Tanpa menunggu ijin dari Edward dan Elsa, kedua kakak beradik itu meninggalkan kafe,
Edward meraih gelas kopi dinginnya lalu meneguk hingga setengah.
“Apa kamu….”
“Saya kenapa ?” ketus Elsa. Matanya makin membola saat Edward melirik ke arah perutnya.
“Apa kamu yang datang ke hotel malam itu ?” tanya Edward dengan nada ragu-ragu bahkan ia sampai menelan ludah, khawatir dengan jawaban Elsa. Wanita itu malah tersenyum sinis.
“Iya saya ada di hotel pagi itu bersama Fahmi untuk membereskan masalah dokter seperti biasa. Kenapa ? Dokter takut koleksi rekaman CCTV anda saya gunakan untuk menghancurkan hidup anda ?”
“Berikan padaku rekamannya, aku ingin melihat seperti apa wajah perempuan yang bersamaku malam itu. Setidaknya….”
“Setidaknya dokter bisa minta maaf atau berniat tanggungjawab padanya, begitu ? Bukankah dokter biasa melakukan kegialaan semacam itu bersama dokter Lily, jadi menambah satu koleksi perempuan lagi tidak masalah” potong Elsa dengan nada sinis tatapan penuh rasa marah sekaligus kecewa.
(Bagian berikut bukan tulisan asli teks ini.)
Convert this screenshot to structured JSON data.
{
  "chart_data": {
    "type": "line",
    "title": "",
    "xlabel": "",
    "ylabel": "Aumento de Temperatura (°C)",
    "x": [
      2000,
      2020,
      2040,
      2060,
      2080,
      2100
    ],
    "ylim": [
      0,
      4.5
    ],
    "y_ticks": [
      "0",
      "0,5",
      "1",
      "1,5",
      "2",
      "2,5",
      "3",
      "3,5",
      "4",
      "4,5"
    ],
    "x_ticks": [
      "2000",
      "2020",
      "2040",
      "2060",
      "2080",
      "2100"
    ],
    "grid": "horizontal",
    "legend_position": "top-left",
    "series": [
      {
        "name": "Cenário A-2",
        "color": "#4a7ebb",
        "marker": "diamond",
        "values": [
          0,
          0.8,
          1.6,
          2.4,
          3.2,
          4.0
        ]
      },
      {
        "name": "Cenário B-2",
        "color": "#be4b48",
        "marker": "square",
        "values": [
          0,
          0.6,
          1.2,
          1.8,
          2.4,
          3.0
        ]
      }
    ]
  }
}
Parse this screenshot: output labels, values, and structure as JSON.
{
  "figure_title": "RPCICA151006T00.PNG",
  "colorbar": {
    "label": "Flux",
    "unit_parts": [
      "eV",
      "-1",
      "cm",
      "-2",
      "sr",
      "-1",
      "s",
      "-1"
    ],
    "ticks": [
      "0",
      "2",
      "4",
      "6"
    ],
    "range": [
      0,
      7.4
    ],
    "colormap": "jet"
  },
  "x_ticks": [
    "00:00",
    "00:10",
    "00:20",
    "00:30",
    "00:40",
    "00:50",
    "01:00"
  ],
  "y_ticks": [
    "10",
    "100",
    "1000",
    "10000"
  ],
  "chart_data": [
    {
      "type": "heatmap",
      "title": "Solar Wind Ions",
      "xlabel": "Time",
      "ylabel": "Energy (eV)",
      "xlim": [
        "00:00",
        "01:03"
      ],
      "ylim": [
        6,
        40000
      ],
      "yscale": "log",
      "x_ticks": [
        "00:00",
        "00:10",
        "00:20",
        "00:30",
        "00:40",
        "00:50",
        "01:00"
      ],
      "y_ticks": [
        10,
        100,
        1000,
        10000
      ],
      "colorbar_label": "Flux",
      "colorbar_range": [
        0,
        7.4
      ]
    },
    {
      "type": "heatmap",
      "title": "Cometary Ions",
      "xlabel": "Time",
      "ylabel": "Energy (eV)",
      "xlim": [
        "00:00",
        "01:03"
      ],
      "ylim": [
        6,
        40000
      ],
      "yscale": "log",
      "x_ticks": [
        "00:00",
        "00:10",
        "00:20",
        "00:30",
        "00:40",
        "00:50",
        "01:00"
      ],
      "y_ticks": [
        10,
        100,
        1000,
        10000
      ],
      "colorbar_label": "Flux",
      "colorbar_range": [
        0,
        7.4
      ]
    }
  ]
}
“Jangan asal bicara ! Aku tidak pernah melakukannya dengan Lily. Perempuan itu adalah yang pertama untukku dan sepertinya dia juga begitu. Aku akan bertanggungjawab seandainya dia sampai hamil karena perbuatanku malam itu.”
“Sudah saya bereskan semuanya jadi dokter tidak usah khawatir. Dia tidak akan menuntut pertanggungjawaban apapun meski sampai hamil.”
“Jangan mengatur hidupku, biar aku yang memutuskan sendiri. Sekarang kamu bukan siapa-siapa lagi bagiku hanya sekedar calon adik ipar yang ternyata membiarkan dirinya hamil sebelum resmi menikah.”
Emosi Elsa langsung ingin meledak mendengar ucapan dan tatapan wajah Edward seperti mengejeknya sambil tersenyum sinis. Diraihnya gelas Edward yang tinggal setengah lalu disiramnya ke wajah pria itu hingga mengotori kemejanya juga.
“Elsa !”
“Setidaknya saya melakukan kegilaan ini setelah bercerai bukan semasa menjadi istri anda seperti yang dokter lakukan dengan perempuan itu !”
Elsa yang sudah berdiri langsung meninggalkan Edward dan tidak mampu menahan air matanya.